I have $Q(\sqrt[4] 2) / Q$ which is a non-normal extension field. I have already proved that. Now I am supposed to find the order of the Galois group for this. I am unsure how to proceed (and frankly thinking that I may be making it harder than it really is). I keep looking back at my notes for the Fundamental Theorem of Galois Theory, specifically the part that states $[L:F] = \frac {|Gal(E/F|}{|Gal(E/L)|}$. Will $[L:F]$ = $|Gal(L/F)|$ when L is not a normal extension?
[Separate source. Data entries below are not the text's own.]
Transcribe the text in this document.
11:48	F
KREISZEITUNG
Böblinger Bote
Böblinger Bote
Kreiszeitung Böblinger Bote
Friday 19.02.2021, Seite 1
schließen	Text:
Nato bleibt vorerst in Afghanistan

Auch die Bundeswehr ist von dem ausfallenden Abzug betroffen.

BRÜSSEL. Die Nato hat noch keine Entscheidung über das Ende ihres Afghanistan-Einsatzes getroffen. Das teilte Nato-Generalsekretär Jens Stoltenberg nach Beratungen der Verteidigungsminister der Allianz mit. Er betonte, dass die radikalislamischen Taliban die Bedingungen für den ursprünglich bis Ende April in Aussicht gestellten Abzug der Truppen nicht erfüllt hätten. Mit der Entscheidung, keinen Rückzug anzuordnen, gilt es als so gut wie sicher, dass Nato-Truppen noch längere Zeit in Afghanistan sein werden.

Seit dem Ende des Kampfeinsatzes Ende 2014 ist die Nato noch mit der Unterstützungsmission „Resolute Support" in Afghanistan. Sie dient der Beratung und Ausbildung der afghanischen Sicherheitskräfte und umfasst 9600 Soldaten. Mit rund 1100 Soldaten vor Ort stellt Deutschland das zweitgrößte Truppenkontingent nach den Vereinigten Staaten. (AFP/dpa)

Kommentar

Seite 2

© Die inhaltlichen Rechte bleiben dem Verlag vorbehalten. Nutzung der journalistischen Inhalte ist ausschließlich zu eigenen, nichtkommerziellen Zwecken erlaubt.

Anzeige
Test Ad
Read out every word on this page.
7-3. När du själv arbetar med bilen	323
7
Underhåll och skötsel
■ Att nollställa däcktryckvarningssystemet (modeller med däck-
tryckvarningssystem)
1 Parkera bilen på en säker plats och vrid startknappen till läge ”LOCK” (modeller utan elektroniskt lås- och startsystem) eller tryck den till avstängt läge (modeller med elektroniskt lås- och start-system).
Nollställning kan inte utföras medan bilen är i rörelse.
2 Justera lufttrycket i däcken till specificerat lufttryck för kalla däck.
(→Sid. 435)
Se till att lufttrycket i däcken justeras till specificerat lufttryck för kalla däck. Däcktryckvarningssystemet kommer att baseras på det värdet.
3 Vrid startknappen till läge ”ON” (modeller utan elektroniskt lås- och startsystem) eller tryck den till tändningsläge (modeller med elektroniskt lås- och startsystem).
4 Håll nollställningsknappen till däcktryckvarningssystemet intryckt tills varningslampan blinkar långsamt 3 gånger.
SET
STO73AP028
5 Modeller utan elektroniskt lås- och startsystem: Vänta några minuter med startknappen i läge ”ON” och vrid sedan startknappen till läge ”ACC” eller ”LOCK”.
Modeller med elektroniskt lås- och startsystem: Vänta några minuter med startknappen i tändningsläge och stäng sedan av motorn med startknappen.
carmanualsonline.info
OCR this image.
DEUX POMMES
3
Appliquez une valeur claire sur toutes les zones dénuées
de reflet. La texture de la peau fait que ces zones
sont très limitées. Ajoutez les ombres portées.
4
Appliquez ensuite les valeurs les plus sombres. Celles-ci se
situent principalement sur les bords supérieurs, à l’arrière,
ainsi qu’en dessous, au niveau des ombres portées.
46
Can $E = Q(\sqrt[4] 2, \zeta_4), L=Q(\sqrt[4] 2)$, and $F = Q? $Is there a different way that I need to look at this?

Answer 1

$\newcommand{\R}{\mathbb{R}}$$\newcommand{\Q}{\mathbb{Q}}$Note the following.

1. An element of the Galois group is completely determined by its action on $\alpha = \sqrt[4]{2}$.

2. An element of the Galois group takes $\alpha$ to another root of the minimal polynomial of $\alpha$ over $\Q$.

3. This minimal polynomial is $m = x^{4} - 2$.

4. The only roots of $m$ in $\Q(\alpha)$ are $\alpha, -\alpha$, as $\Q(\alpha) \subseteq \R$, and the other roots are non-real.

5. Hence the Galois group has order $2$.